По выходным собиралось больше гостей, чем по будням, и, когда Угву приносил им выпить, Хозяин иногда представлял его — ясное дело, по-английски: «Угву помогает мне по хозяйству. Очень смышленый парень». Угву молча откупоривал пиво и кока-колу, а гордость теплой волной разливалась по всему телу от кончиков пальцев. Особенно льстило ему, когда Хозяин представлял его иностранцам — скажем, мистеру Джонсону с Карибского моря, который заикался, или профессору Леману, гнусавому белому американцу с глазами пронзительно-зелеными, как молодая листва. В первый раз его увидев, Угву оробел — он думал, глаза цвета травы бывают только у злых духов.
Очень скоро Угву запомнил самых частых гостей и стал приносить их любимые напитки, не дожидаясь приказа Хозяина. Индус доктор Патель всегда пил пиво «Голден Гинеа» с кока-колой. Хозяин называл его Док. Когда Угву приносил орех кола, Хозяин, прежде чем благословить орех на игбо, каждый раз говорил: «Знаете, Док, орех кола по-английски не понимает». Доктор Патель неизменно хохотал от души, откидываясь на спинку дивана и дрыгая коротенькими ножками, будто впервые слышал шутку.

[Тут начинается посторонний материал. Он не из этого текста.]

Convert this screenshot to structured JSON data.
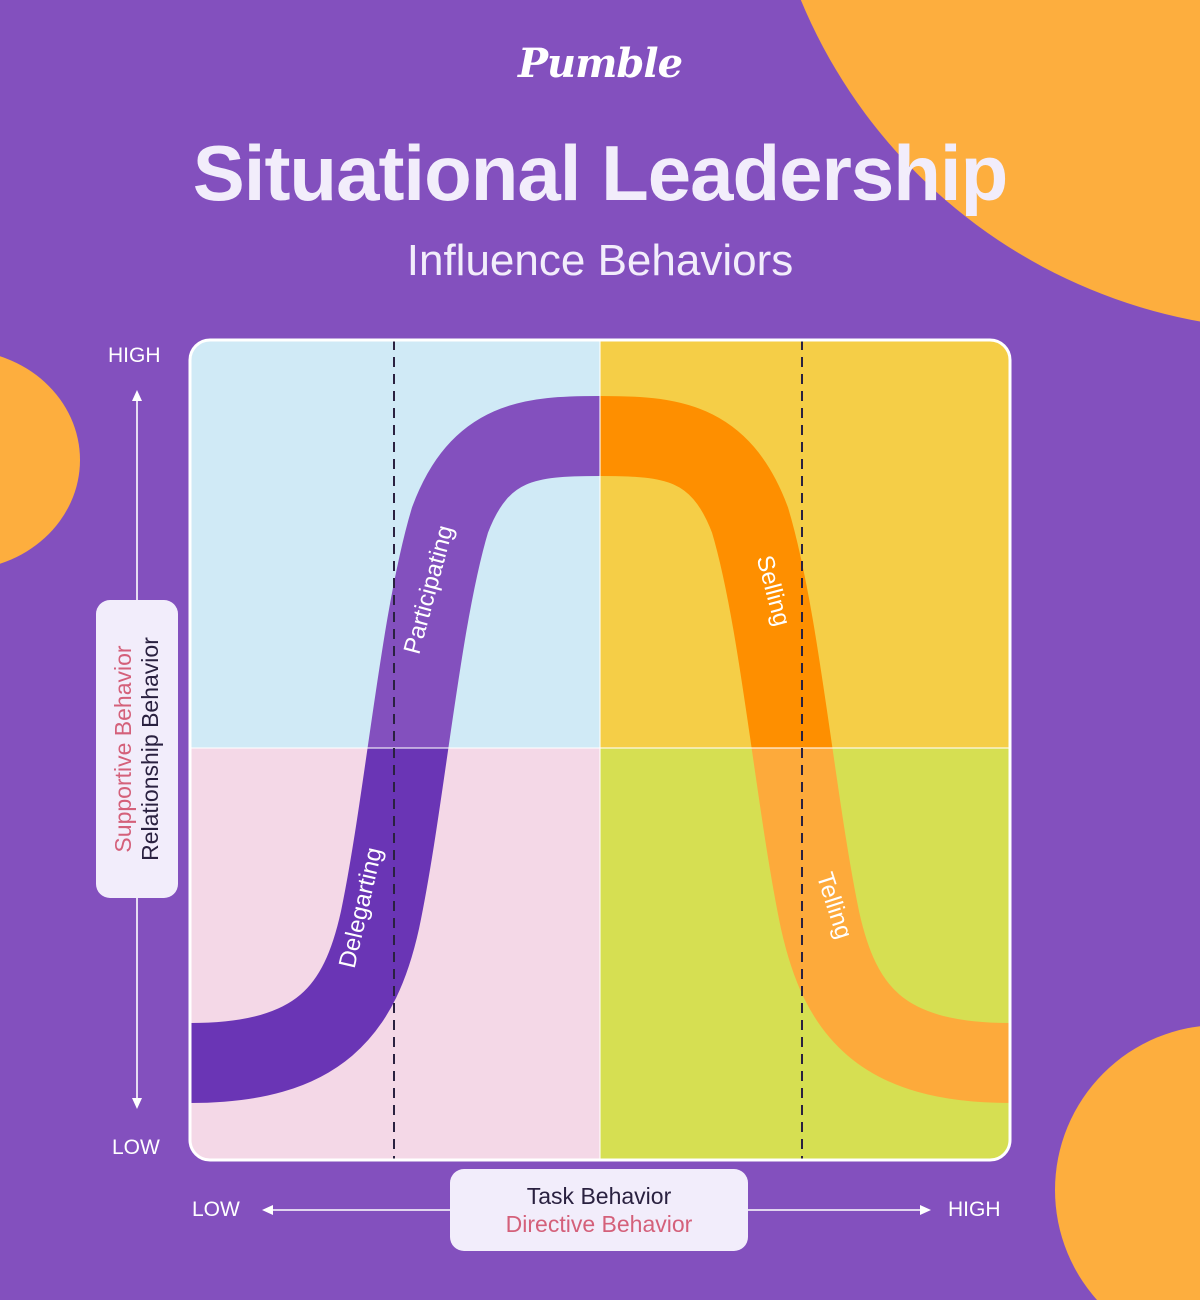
{
  "brand": {
    "logo_text": "Pumble"
  },
  "header": {
    "title": "Situational Leadership",
    "subtitle": "Influence Behaviors"
  },
  "y_axis": {
    "high": "HIGH",
    "low": "LOW",
    "label_pink": "Supportive Behavior",
    "label_dark": "Relationship Behavior"
  },
  "x_axis": {
    "low": "LOW",
    "high": "HIGH",
    "label_dark": "Task Behavior",
    "label_pink": "Directive Behavior"
  },
  "curve_labels": {
    "delegating": "Delegarting",
    "participating": "Participating",
    "selling": "Selling",
    "telling": "Telling"
  },
  "colors": {
    "background": "#8350BE",
    "accent_orange": "#FDAE3E",
    "quadrant_top_left": "#D0EAF6",
    "quadrant_top_right": "#F5CE47",
    "quadrant_bottom_left": "#F4D8E7",
    "quadrant_bottom_right": "#D6DF52",
    "curve_purple": "#8350BE",
    "curve_purple_dark": "#6A35B5",
    "curve_orange": "#FE8F00",
    "curve_orange_light": "#FDAA3B"
  }
}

Но когда Хозяин, расколов орех, пускал по кругу блюдце, доктор Патель всегда брал дольку и прятал в карман; при Угву он ни разу не съел орех.
Захаживал долговязый профессор Эзека; голос у него был очень сиплый, почти шепот. Свой бокал он всегда подносил к свету, проверяя, хорошо ли Угву его вымыл. Он то приходил с бутылкой джина, то просил чаю и разглядывал сахарницу и банку сгущенки, бормоча: «Свойства бактерий поистине удивительны».

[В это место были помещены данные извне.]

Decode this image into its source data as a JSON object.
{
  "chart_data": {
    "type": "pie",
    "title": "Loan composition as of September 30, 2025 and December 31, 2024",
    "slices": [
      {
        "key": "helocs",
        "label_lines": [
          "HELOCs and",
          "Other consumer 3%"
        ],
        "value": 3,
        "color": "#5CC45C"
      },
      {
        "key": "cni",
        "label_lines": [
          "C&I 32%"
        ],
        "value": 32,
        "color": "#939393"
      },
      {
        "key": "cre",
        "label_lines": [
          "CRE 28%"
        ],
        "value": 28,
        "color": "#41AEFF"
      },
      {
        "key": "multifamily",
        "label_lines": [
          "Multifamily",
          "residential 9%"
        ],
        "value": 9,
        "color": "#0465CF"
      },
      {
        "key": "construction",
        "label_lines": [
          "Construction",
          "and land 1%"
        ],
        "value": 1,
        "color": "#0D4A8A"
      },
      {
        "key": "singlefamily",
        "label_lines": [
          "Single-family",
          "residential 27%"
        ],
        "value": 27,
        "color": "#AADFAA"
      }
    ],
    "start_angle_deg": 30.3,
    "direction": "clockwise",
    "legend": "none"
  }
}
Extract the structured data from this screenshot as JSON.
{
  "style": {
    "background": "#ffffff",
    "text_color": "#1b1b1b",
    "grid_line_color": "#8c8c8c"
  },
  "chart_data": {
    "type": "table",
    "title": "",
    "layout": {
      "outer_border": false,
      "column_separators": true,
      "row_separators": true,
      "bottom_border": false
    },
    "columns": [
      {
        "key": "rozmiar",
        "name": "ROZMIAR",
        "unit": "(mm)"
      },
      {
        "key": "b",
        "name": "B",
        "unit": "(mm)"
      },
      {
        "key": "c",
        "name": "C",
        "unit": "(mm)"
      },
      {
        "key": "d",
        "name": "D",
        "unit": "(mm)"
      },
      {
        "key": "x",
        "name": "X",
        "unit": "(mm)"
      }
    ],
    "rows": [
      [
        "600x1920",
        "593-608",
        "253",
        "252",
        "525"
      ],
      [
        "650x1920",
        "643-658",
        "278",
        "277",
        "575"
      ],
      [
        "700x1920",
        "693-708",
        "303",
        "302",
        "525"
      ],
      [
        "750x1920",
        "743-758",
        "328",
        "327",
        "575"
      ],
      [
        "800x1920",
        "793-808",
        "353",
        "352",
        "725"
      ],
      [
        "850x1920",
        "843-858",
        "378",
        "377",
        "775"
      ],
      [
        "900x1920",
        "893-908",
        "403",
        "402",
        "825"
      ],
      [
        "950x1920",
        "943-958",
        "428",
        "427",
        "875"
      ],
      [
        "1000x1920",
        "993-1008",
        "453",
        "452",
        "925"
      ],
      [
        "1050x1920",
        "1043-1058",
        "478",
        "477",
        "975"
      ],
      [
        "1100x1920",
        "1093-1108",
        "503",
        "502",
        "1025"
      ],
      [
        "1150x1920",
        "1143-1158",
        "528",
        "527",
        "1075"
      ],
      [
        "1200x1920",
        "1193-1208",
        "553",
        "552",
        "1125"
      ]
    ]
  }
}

Был еще Океома, заходил чаще всех и засиживался дольше остальных. На вид самый молодой из гостей, он всегда носил шорты, а его густые волосы с косым пробором были еще длиннее, чем у Хозяина, только спутанные, будто их редко касалась расческа. Океома пил фанту. Иногда он читал вслух свои стихи, держа в руках кипу листов, и Угву сквозь щелку в кухонной двери видел, как все слушают с неподвижными лицами, боясь дохнуть. Потом Хозяин, хлопая, восклицал: «Голос поколения!» — и аплодисменты продолжались, пока Океома не обрывал их резко: «Хватит!»
Наконец, была мисс Адебайо; она пила бренди, как Хозяин, и вовсе не походила на сотрудницу университета, какими представлял их Угву. О сотрудницах университета ему рассказывала тетушка. Уж она-то знала, ведь днем работала уборщицей на факультете естественных наук, а по вечерам — официанткой в университетском клубе, и еще преподаватели иногда приглашали ее убирать в своих домах. Тетушка говорила, что женщины из университета держат на полках снимки студенческих лет из Ибадана, Англии и Америки, на завтрак едят недоваренные яйца, носят парики с прямыми волосами и длинные платья по щиколотку. Она рассказывала, как однажды на вечеринку в университетский клуб приехала пара на красивом «пежо-404» — мужчина в модном кремовом костюме и женщина в зеленом платье. Все залюбовались, когда они вылезли из машины и пошли рука об руку, но тут с головы женщины ветром сдуло парик. И все увидели, что она лысая. «А все потому, — говорила тетушка, — что расправляют волосы раскаленными расческами. Вот и остаются без волос».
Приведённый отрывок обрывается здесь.